Why Most Adults Will Never Use a 3D Printer

July 7, 2012

Filed under: 3D printing,additive manufacturing,future — Terry Wohlers @ 07:46

Many have speculated on whether everyday consumers will purchase and use a 3D printer. With prices dipping to $350 for a kit and $550 for an assembled system, they are certainly affordable. Some believe that a 3D printer will someday be in every home and used to produce replacement parts as household products break or wear out.

As shown by Shapeways, Materialise, FutureFactories, Ponoko, and others, consumers are definitely interested in products made by additive manufacturing and 3D printing. Shapeways claims to be producing more than 90,000 parts (about 25,000 products) per month by AM, with a high percentage going to consumers. For years, Materialise’s .MGX division has offered striking lighting designs, sculptures, and other products, with consumers paying hundreds of euros for one of them.
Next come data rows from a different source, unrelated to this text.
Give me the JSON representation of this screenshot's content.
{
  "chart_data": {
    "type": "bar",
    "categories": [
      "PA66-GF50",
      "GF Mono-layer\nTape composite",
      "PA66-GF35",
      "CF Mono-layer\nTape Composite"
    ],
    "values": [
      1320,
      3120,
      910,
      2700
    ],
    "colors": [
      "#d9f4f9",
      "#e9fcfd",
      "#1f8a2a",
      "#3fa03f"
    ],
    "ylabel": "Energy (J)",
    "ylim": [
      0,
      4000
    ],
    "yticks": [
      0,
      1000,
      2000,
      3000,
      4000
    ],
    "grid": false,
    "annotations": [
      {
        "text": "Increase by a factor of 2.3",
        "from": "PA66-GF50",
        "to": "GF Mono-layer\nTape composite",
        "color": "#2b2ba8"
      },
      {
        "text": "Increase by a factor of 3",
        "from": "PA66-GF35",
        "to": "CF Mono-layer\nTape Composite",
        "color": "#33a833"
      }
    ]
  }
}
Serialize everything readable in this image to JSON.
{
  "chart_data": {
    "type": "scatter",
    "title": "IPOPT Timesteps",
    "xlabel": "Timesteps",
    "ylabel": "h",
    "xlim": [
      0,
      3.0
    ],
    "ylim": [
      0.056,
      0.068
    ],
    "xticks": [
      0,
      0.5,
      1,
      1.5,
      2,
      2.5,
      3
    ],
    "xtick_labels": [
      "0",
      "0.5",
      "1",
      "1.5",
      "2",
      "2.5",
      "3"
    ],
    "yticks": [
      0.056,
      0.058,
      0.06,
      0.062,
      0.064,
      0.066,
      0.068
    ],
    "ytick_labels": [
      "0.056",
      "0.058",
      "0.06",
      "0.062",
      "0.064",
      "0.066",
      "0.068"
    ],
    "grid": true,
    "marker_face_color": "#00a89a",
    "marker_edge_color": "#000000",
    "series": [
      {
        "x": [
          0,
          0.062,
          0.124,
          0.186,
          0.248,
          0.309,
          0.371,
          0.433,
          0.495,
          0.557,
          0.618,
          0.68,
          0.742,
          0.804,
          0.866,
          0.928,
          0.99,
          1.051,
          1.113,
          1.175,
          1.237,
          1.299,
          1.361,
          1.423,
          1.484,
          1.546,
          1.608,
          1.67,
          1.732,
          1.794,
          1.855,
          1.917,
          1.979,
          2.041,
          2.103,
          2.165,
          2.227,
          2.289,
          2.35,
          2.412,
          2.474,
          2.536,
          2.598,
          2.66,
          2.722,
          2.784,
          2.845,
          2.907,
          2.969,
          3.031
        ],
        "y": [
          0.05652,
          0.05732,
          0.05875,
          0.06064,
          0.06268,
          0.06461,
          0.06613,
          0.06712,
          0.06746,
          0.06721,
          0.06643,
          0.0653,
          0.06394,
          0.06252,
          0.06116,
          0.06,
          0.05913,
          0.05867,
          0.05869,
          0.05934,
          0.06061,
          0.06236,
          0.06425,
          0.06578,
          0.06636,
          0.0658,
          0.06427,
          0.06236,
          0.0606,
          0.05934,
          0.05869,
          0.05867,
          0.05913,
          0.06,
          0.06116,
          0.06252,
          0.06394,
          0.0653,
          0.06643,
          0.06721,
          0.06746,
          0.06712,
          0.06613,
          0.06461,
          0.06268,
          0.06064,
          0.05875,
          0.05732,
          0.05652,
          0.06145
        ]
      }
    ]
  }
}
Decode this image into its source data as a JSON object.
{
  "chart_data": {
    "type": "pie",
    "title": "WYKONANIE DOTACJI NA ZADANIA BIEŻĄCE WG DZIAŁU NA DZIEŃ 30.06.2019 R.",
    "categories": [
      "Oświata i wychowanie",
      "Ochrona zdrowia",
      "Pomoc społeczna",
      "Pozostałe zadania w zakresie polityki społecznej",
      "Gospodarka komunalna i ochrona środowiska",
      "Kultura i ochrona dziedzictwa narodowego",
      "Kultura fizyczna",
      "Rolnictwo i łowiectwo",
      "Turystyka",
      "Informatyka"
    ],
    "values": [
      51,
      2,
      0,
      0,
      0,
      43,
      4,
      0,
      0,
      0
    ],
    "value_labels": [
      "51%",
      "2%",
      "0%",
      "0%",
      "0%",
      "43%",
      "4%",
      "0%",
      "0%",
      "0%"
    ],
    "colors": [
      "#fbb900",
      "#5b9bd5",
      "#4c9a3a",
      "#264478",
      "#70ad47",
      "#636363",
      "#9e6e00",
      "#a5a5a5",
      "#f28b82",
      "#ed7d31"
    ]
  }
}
Indeed, consumers have an appetite for products made by additive manufacturing. However, most consumers will never own or operate a machine to produce these products. Instead, they will go to Shapeways, Amazon, or to another service or storefront to purchase these products. Most will not know, or even care, how the products were made—no different from the way they now purchase products. Consumers only care about receiving good value.

Someday, a company will offer a very low-cost, easy-to-use, and safe 3D printer targeted at children. This market opportunity, I believe, is very big because children like to imagine, create, touch things, play, and entertain themselves. These kids will be producing vehicles, action figures, puzzles, and just about everything imaginable. They are our future designers, engineers, and manufacturing professionals.

Most parents and adults are not candidates for a 3D printer. They do not want to mess with the data, manufacturing process, clean-up, and finishing of parts and products. Even if they owned or had access to a machine, it would probably not be capable of producing parts in the right material with the mechanical properties, color, surface finish, and texture needed for the part(s) they are trying to create or replace. These types of parts will continue to be produced by industry professionals and that’s why most adults will never use a 3D printer.